Jennifer and Lin visited me a lot during the first years, each of them lived slightly away from Elpida, so I understood why they would take months to be able to come, but once they did, it was a blast. Jennifer no longer had her long black hair, instead it was short and light brown. She explained to me how the police almost arrested her, Lin and Alex on that christmas night, but thankfully due to Lin's powers they dogged any questions and just escaped the town as soon as they could and prayed every time they watched the news in the hopes they wouldn't see our dead bodies. Lin's beard was no longer a thing although we could still see some traces of it. We would go to the firepit down close to the river and just hang out and drink beer like there was no tomorrow, it was like reliving a bit of my young days since I barely had them. I was twenty-seven when I left prison, and although I didn't consider I was that old, I knew either way that I lost some of my youth.

Talking about losing, the house I had in LA was an enormous shitshow to solve. I had years of debt, then all of the sudden, someone paid it. I knew who it was, and a part of me wanted to thank the person for all they've done, but I also knew they didn't want to see me anymore as they promised they wouldn't, so I kept their words and mine and just thanked them indirectly.

Besides that, I didn't lose anything in those seven years, in fact, I gained.

I learned about the difference between being alone and lonely, I knew how to be on my own now, I wasn't afraid of people leaving me, instead I cherished them enough to make them stay and feel loved just like I was feeling. It was mutual. There was no more second guessing myself either. After years of staying in prison, I knew and learned how to know my value as an individual, and there was no one that could tell me otherwise.

As I said, those seven years were long, painfully long. But then, in the beginning of the summer of 2029, just after I turned twenty-nine, I took the small car I was able to buy and drove off to the middle of Nevada again, this time it was to meet someone special.

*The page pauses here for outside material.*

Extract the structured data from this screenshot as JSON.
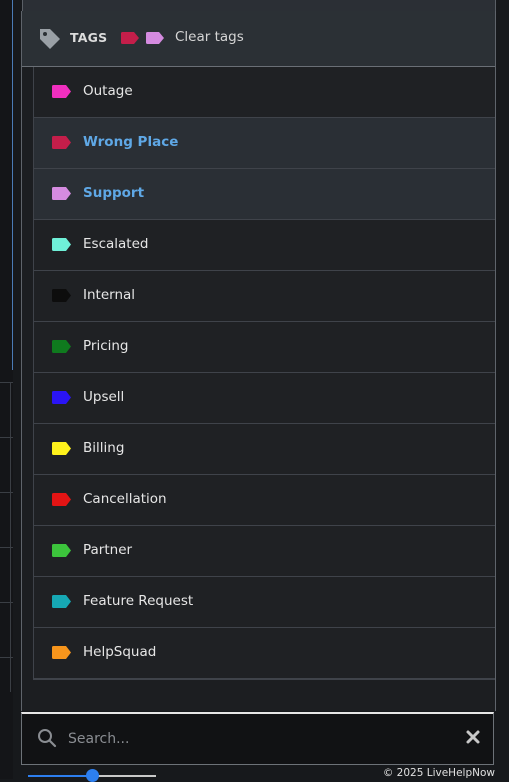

It was really hot that day, enough that if you stared long in the horizon you would start to see things. I took my shades and my umbrella and hove it over my head, I stayed in the prison parking lot for hours, people passed by and thought I was

crazy to just stand in the heat, but again-I didn't care. It was almost the end of the afternoon when the gates began to open, the sound of buzz chilled down my spine because it reminded me of the time I was the one leaving the cell forever. Slow footsteps came and the sound of heavy breathing and happiness took over the man, he had a buzzcut and there was no sign of facial hair, his eyes were still honey-like, his lips were delicate just like the first time I saw him, and his bracelet was still there on his arms. However, this wasn't Mike Torrentes, it was just Mike. Someone that was different, he was a new person after all, through the way he walked to the way he talked, it wasn't the one who was so furious with the world that almost killed his own father, it wasn't the one who used someone else's trauma as leverage, and it wasn't the one who died at that cold winter night in Seattle.